もちろん、この映画は、大宮一家と出会ったことで幸夫が順調に再生していく、といった単純な作品にはなっていません。子供と過ごすことで、徐々に幸夫の心が澄んでいき、このまま再生するのでは……と思いきや、幸夫の「清くなさ」が顔を出し、すんなりと成長はさせてもらえないのです。こうした描写があることはフィクションとして信頼できますし、その後、もう一度再生するチャンスが訪れるのもフィクションらしい良いところだと思います。
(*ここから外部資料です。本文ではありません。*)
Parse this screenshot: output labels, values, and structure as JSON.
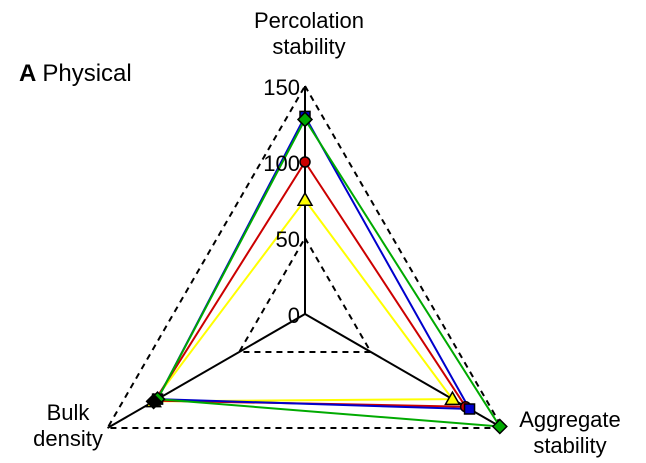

しかし、純粋無垢な陽一くんであれば、妻への思いを断ち切った後に新たに愛する人が現れても、私たちは彼の新しい門出を祝福できるのに、自意識が強く卑屈な幸夫に同じことがあっても簡単には祝福できません。本当に幸夫のような人がいたとき、妻の死に向き合い変化しつつも、しばらくしたら、また同じような人生を繰り返すんじゃないか、と私自身も考えてしまいました。その疑念は、本木さんと同じく「自分よりも幸夫のほうが清い」という気持ちも芽生えさせます。物語のように、世の中はすっきりといかないという気持ちがあるから、自分は複雑で清くはないと思ってしまうのです。